IOW, juggling pathname components (like ENSURE-DIRECTORY-PATHNAME does) or concatenating strings to compose portions of file specifications is formally "unsound" around the edge cases unless you've considered the "provenance" or "intended syntax" of each string. In particular, using the result of FILE-NAMESTRING as an element of the directory list to MAKE-PATHNAME is unsound.

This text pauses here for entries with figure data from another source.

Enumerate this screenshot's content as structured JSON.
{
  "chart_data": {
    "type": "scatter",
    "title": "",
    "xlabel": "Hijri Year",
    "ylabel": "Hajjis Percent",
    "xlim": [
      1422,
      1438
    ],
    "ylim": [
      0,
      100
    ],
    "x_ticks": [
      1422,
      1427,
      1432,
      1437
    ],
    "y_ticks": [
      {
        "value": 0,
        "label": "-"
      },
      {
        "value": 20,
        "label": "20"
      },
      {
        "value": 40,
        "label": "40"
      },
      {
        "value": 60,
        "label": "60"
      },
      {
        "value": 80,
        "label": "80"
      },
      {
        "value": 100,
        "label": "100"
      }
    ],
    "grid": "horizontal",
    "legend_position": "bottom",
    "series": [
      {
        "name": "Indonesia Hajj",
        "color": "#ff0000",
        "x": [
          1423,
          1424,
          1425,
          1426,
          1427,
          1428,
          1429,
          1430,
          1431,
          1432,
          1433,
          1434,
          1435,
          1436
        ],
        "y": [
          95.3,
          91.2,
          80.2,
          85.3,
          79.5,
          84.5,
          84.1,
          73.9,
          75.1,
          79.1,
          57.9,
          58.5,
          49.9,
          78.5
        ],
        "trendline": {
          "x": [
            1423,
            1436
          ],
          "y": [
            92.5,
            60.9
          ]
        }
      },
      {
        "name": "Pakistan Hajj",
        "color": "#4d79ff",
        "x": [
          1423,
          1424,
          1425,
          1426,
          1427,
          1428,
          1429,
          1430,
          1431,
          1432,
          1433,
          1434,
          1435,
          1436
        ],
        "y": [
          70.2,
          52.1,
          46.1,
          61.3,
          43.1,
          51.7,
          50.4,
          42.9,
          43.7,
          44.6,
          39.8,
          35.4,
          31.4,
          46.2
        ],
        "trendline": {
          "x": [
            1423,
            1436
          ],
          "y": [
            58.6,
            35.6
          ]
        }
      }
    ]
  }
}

Note: although I'm saying that certain things are notionally unsound, in reality of course filenames having asterisk, question mark, left-bracket, or backslash are exceedingly rare on Unix. So the the problem I'm describing here doesn't occur very often in reality. On the other hand, the very rareness of such things probably makes it /more likely/ that folks have low-prevalence, unknown-severity bugs lurking in their programs. :-(
Anyhow, in the sbcl-devel message I've linked to above, I dissected a few further semantic issues in the rendition of this operation in SB-COVER; some of those issues might also be relevant to ENSURE-DIRECTORY-PATHNAME, too, I'm not sure.
Regards, Richard
[*] The underlying issue is that Unix has no wildcard syntax, and so no need for escape syntax either. So somebody at CMU circa 1990 had to decide how to represent
(pathname-name "a*") ;; wild, by custom (pathname-name "a\*") ;; the not-wild analogue of the preceding (pathname-name "a\\") ;; not wild, a logical result given the preceding
They could've just said "a pathname's component strings are subsequences of the namestring" and be done with it, but instead they decided
(pathname-name "a*") => #<PATTERN "a" :MULTI-CHAR-WILD> (pathname-name "a\*") => "a*" (pathname-name "a\\") => "a\"
I imagine that these representations were chosen to speed up manufacturing filenames for system calls: you can concatenate components' strings without examining those strings' elements.
If that was the rationale, that use could have been solved for differently: had they stored subsequences of namestrings, they could have stored 3 bits somewhere in the pathname indicating whether the name, type and directory contained strings that needed "examination" (i.e., either they contain wildcard characters or the escape character) when making a filename. This would have allowed for all reasonable filenames to be composed by simple concatenation, without exposing two almost-always-equivalent but formally subtly incompatible string syntaxes to users.
(Also, PATTERNs are pointless, space-wasting, inefficient, user-hostile nonsense. But that's a different story.)